Miss Bermuda began competing in the Miss World Pageant in 1971 and in 1979 Gina Swainson was the first Miss Bermuda to become Miss World.

==Titleholders==

| Year | Miss Bermuda |
|---|---|
| 1965 | Elaine Simons† |
| 1966 | Marie Trott |
| 1967 | Cheryl Michele Smith |
| 1968 | Victoria Martin |
| 1969 | Maxine Bean |
| 1970 | Margaret Hill |
| 1971 | Rana Furbert |
| 1973 | Judy Joy |
| 1972 | Helen Brown |
| 1974 | Joyce Ann De Rosa |
| 1975 | Donna Wright |
| 1976 | Vivienne Anne Hollis |
| 1977 | Connie Marie Frith |
| 1978 | Madeline Joell |
| 1979 | Gina Swainson |
| 1980 | Jill Murphy |
| 1981 | Cymone Florie |
| 1982 | Heather Ross |
| 1983 | Angelita Emily Diaz |
| 1984 | Rhonda Wilkinson |
| 1985 | Jannell Ford |
| 1986 | Samantha Jayne Morton |
| 1987 | Shelley Bascombe |
| 1988 | Kim Lightbourne |
| 1989 | Cornelia Furbert |
| 1990 | Janet Tucker |
| 1991 | Andrea Sullivan |
| 1992 | Colita Joseph |
| 1993 | Kellie Hall |
| 1995 | Renita Minors |
| 1997 | Naomi Darrell |
| 1998 | Joanne Darrell |
| 2011 | Jana Lynn Outerbridge |
| 2012 | Rochelle Minors |
| 2013 | Katherine Arnfield |
| 2014 | Lillian Lightbourn |
| 2015 | Alyssa Rose |

==Notes==
- 1979: Gina Swainson who was crowned as Miss Bermuda 1979 is the most successful Bermudan Beauty queen at International pageantry.

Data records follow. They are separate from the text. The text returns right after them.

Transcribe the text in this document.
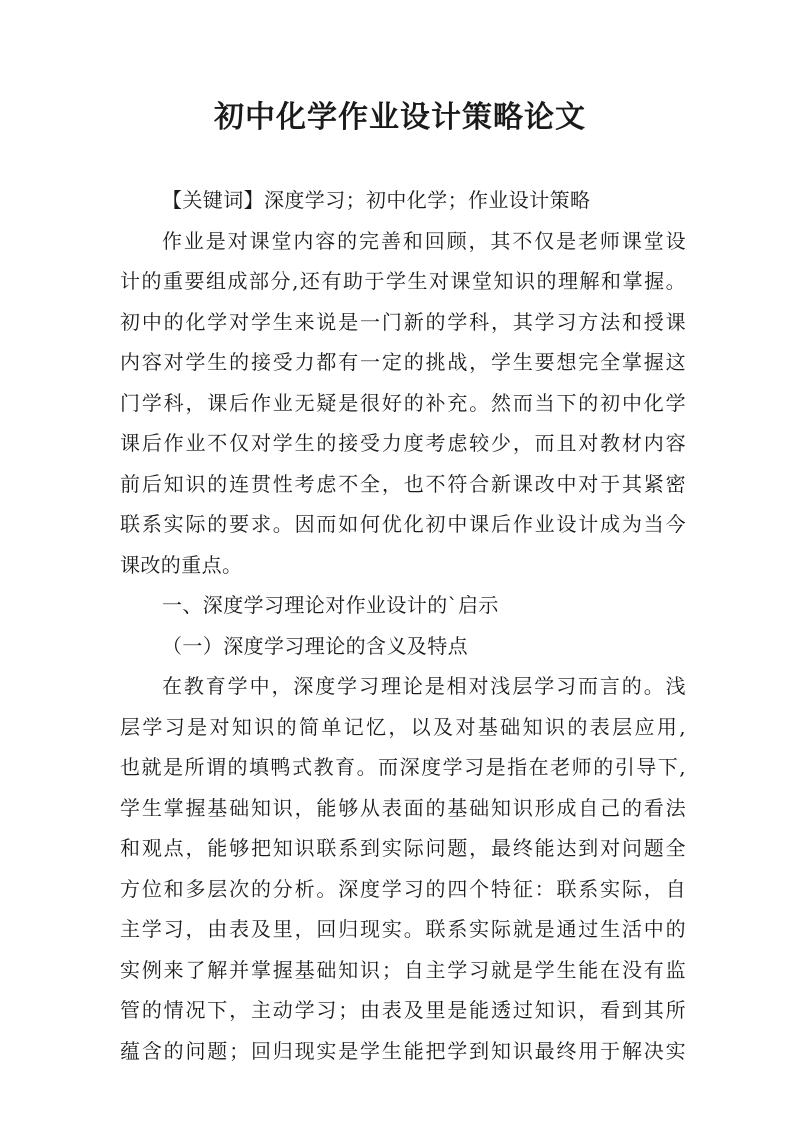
初中化学作业设计策略论文
【关键词】深度学习；初中化学；作业设计策略
作业是对课堂内容的完善和回顾，其不仅是老师课堂设
计的重要组成部分,还有助于学生对课堂知识的理解和掌握。
初中的化学对学生来说是一门新的学科，其学习方法和授课
内容对学生的接受力都有一定的挑战，学生要想完全掌握这
门学科，课后作业无疑是很好的补充。然而当下的初中化学
课后作业不仅对学生的接受力度考虑较少，而且对教材内容
前后知识的连贯性考虑不全，也不符合新课改中对于其紧密
联系实际的要求。因而如何优化初中课后作业设计成为当今
课改的重点。
一、深度学习理论对作业设计的`启示
（一）深度学习理论的含义及特点
在教育学中，深度学习理论是相对浅层学习而言的。浅
层学习是对知识的简单记忆，以及对基础知识的表层应用,
也就是所谓的填鸭式教育。而深度学习是指在老师的引导下,
学生掌握基础知识，能够从表面的基础知识形成自己的看法
和观点，能够把知识联系到实际问题，最终能达到对问题全
方位和多层次的分析。深度学习的四个特征：联系实际，自
主学习，由表及里，回归现实。联系实际就是通过生活中的
实例来了解并掌握基础知识；自主学习就是学生能在没有监
管的情况下，主动学习；由表及里是能透过知识，看到其所
蕴含的问题；回归现实是学生能把学到知识最终用于解决实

She was crowned as the 1st Runner-up at Miss Universe 1979 in Australia when Maritza Sayalero of Venezuela won the title. After competing at the pageant, Gina continued to join Miss World 1979 in the Great Britain and won the title. In that year, Bermuda made a history for being successful country in two most prestigious pageant in the world.
- Elaine Simons, the first holder of the Miss Bermuda title, died on December 25, 2014, in Cincinnati, Ohio. She was 67.